Come è stato per il giovane assistente alla regia Marco Tullio Barboni avere a che fare sul set con Bud Spencer e Terence Hill?
"Erano due grandi professionisti, molto disponibili e perfetti nei rapporti tra loro due. Venivano entrambi da esperienze di buon successo e stavano cavalcando insieme l'onda della grande celebrità. Con i due film su Trinità sono diventati icone europee, ci sono ancora Paesi, penso all'Est Europa, dove Bud e Terence sono autentici eroi popolari. Il film ha avuto buona accoglienza anche negli Usa dove è considerato un cult".

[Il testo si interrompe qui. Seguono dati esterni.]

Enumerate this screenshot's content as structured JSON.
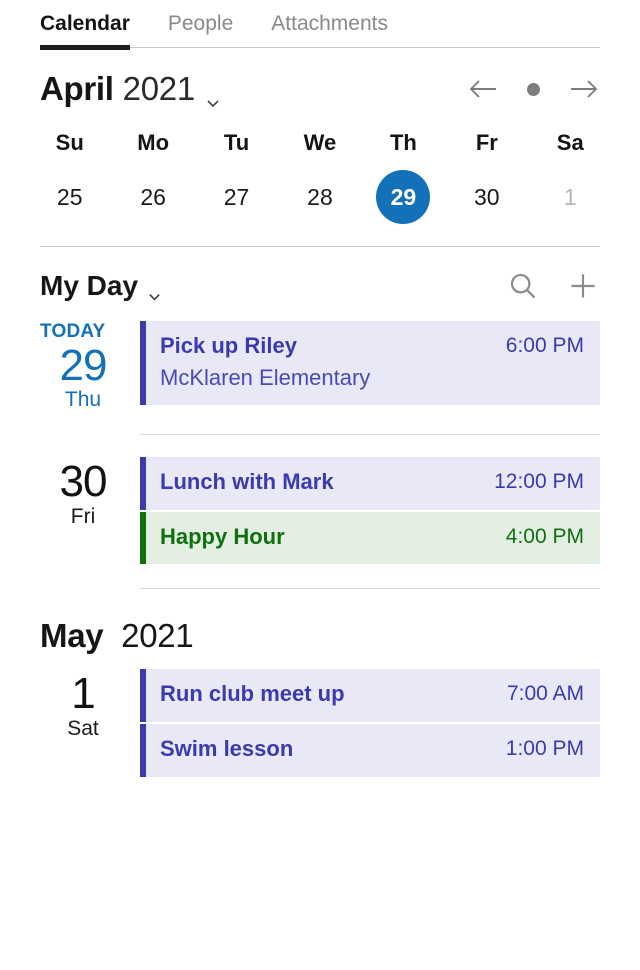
{
  "tabs": [
    {
      "label": "Calendar",
      "active": true
    },
    {
      "label": "People",
      "active": false
    },
    {
      "label": "Attachments",
      "active": false
    }
  ],
  "month_header": {
    "month": "April",
    "year": "2021",
    "dropdown_icon": "chevron-down-icon",
    "prev_icon": "arrow-left-icon",
    "today_icon": "dot-today-icon",
    "next_icon": "arrow-right-icon"
  },
  "week_strip": {
    "day_names": [
      "Su",
      "Mo",
      "Tu",
      "We",
      "Th",
      "Fr",
      "Sa"
    ],
    "days": [
      {
        "num": "25",
        "state": "normal"
      },
      {
        "num": "26",
        "state": "normal"
      },
      {
        "num": "27",
        "state": "normal"
      },
      {
        "num": "28",
        "state": "normal"
      },
      {
        "num": "29",
        "state": "selected"
      },
      {
        "num": "30",
        "state": "normal"
      },
      {
        "num": "1",
        "state": "muted"
      }
    ]
  },
  "list_header": {
    "title": "My Day",
    "dropdown_icon": "chevron-down-icon",
    "search_icon": "search-icon",
    "add_icon": "plus-icon"
  },
  "agenda": {
    "today_label": "TODAY",
    "groups": [
      {
        "day_num": "29",
        "day_name": "Thu",
        "is_today": true,
        "events": [
          {
            "title": "Pick up Riley",
            "location": "McKlaren Elementary",
            "time": "6:00 PM",
            "color": "purple"
          }
        ]
      },
      {
        "day_num": "30",
        "day_name": "Fri",
        "is_today": false,
        "events": [
          {
            "title": "Lunch with Mark",
            "location": "",
            "time": "12:00 PM",
            "color": "purple"
          },
          {
            "title": "Happy Hour",
            "location": "",
            "time": "4:00 PM",
            "color": "green"
          }
        ]
      }
    ],
    "next_month": {
      "month": "May",
      "year": "2021",
      "groups": [
        {
          "day_num": "1",
          "day_name": "Sat",
          "is_today": false,
          "events": [
            {
              "title": "Run club meet up",
              "location": "",
              "time": "7:00 AM",
              "color": "purple"
            },
            {
              "title": "Swim lesson",
              "location": "",
              "time": "1:00 PM",
              "color": "purple"
            }
          ]
        }
      ]
    }
  },
  "colors": {
    "selected_day": "#1271b8",
    "today_text": "#1271b8",
    "event_purple": "#3b3bb0",
    "event_purple_bg": "#e8e8f6",
    "event_green": "#107010",
    "event_green_bg": "#e4efe4",
    "active_tab": "#1e1e1e",
    "inactive_tab": "#8a8a8a"
  }
}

Cosa ricorda dell'esordio del film nei cinema nel 1970?
"Italo Zingarelli, il produttore, era di Lugo di Romagna, ci tenne a debuttare in quella Regione e dunque Lo chiamavano Trinità esordì nelle sale a Bologna, Modena, Forlì. Il successo fu tale che la gente non se ne andava più, se ricordate allora il biglietto permetteva di vedere anche gli spettacoli successivi. Si creava una calca incredibile nei cinema".
Rapporti sempre sereni e di stima, dunque, fra suo padre Enzo Barboni in arte E.B. Clucher e Sergio Leone?
"Sì, posso dirlo a voce alta. Si conoscevano già dalla lavorazione di Ben Hur e Storia di una monaca a cui collaborarono in ruoli diversi. Da bambino andavo con la mia famiglia a casa dei Leone con cui c'era vera amicizia. La rivalità veniva pompata dai media, specie nel 1971, quando uscirono a poca distanza l'uno dall'altro Continuavano a chiamarlo Trinità e Giù la testa. Ricordo che andai a vedere al cine Barberini il film di Leone con mio padre. Era bellissimo, con il consueto splendore formale e un James Coburn che io letteralmente adoravo. Rod Steiger era monumentale, c'erano la fotografia di Delli Colli, le musiche di Morricone con quel flashback della scena del tradimento che è un capolavoro. Però la gente non riempiva le sale come accadeva con Trinità. Non dico che la bellezza di un film stia nel successo al botteghino, ci mancherebbe, se no Pozzetto sarebbe meglio di Kubrick, però quello è un dato di fatto dell'epoca".
Nel 2020 saranno cinquant'anni dall'uscita di Lo chiamavano Trinità. Che accadrà?
"Sono previste proiezioni, celebrazioni e omaggi un po' dappertutto. Ne saprete di più in seguito, ma già adesso ricevo continuamente inviti per presenziare ad eventi su Trinità. Per dirne una, sono reduce dall'invito dell'ambasciata d'Ungheria a Roma dove hanno organizzato un'intera giornata in onore a Bud Spencer e ai film di cui è stato protagonista".